Downtown Streetscaping Concept via Salem Weekly
In the older version of parking the intent was aesthetic alone, a gesture of civic pride and boosterism, and the streets narrowed enough that car storage might not be possible.  Indeed, as the demand for free curbside car storage grew, it should not surprise us that landscaped parkings in the center of streets might have grown rarer or even taken out.  (Croisan Scenic Way north of Kuebler has a modern median that might be considered a parking, but that's the only one I can think of here.  Readers?)

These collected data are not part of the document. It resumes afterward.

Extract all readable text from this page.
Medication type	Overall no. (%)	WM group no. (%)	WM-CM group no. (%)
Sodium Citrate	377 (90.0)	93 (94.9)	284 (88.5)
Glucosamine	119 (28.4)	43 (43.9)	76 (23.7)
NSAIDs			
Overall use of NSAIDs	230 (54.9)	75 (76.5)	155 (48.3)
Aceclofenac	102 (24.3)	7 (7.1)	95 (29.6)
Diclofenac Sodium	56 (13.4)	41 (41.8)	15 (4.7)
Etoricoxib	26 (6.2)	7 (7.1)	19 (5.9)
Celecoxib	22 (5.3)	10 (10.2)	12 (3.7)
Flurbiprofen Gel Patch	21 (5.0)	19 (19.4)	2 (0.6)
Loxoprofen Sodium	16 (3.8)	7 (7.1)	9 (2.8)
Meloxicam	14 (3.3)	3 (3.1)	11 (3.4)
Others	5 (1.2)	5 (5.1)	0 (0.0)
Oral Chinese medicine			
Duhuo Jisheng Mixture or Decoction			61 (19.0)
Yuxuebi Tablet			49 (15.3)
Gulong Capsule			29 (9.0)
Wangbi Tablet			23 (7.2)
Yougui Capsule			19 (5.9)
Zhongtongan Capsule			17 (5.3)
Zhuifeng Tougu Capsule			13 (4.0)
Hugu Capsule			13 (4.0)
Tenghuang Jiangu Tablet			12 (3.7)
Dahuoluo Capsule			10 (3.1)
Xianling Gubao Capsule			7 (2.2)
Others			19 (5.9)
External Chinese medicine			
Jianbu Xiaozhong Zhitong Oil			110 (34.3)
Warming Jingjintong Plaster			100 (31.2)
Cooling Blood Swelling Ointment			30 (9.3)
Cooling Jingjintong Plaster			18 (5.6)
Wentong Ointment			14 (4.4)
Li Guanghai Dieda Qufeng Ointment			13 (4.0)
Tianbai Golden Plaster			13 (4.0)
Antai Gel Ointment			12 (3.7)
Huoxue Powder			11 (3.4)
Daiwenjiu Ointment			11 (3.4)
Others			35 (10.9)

Interestingly, the decade of the 1920s when the word "parking" underwent a shift to signify car storage was the same time the notion of "jaywalking" was invented and the previously normal act of walking in the street either shamed or criminalized.

The shift in word "parking" corresponds to invention of jaywalking
In both the new word "jaywalking" and the semantic shift in the meaning of "parking", we see ways open public space was restricted and reallocated for the use and storage of cars.

Fortunately, there are ways that public space is being returned to a wider range of uses by people!

Same part of State Street during Sunday Streets on the 8th
(Yup, that empty lot is where the first Scott's was!
The Catlin and Linn building is in both images as well.)
Parklets and seating in New York City have boosted retail activity:

Parklet for Parking:  172% increase in retail sales!
Measuring the Street: New Metrics for 21st Century Streets
New York City Department of Transportation
Parking remains a hot-button, even third-rail. As we all debate how best to use and manage parking, take a moment to think about other meanings of the word.

4 comments:

Curt said...

Wow. Salem has been talking downtown road diet since 1913 eh.

More parking was one of the major selling points of the streetscape. Carole Smith knows that the number one priority for the average downtown business is more parking. Adding parking was obviously pandering to those who perceive a parking shortage downtown.

But we can't even talk about managing the supply with meters because... there is plenty of parking and we have no parking problem.

You might also have noticed that the parking lobby wants parking treated as a public good... like a park. They completely reject the larger body of research that parking has exactly the opposite effect on cities that parks do. Parks promote a cleaner environment and improved public health while parking promotes auto dependency and everything that goes with it... obesity, depression, pollution, crashes, global warming, irresponsible land use, etc...

And finally... Pringle Access was against subsidizing downtown housing while many of the same folks are enthusiastically FOR subsidized car housing.

Curt said...

Mayor, councilors and staff are echoing headlines from a 2007 edition of Streetsblog:

http://dc.streetsblog.org/2007/03/01/theres-no-such-thing-as-free-parking/

And nothing they have done has elicited a bigger populist backlash. #Salemia

Anonymous said...

Bike Portland links today to a piece on this history of urban space, cars, and jaywalking. "Murder Machines: Why Cars Will Kill 30,000 Americans This Year"

http://www.collectorsweekly.com/articles/murder-machines/

Salem Breakfast on Bikes said...

A footnote: A couple of years after this post, the magazine for the Harvard Arnold Arboretum, The Arnoldia, published a piece, "The Etymology of Parking," which covers much of this ground and discusses the shift in meaning on the East Coast.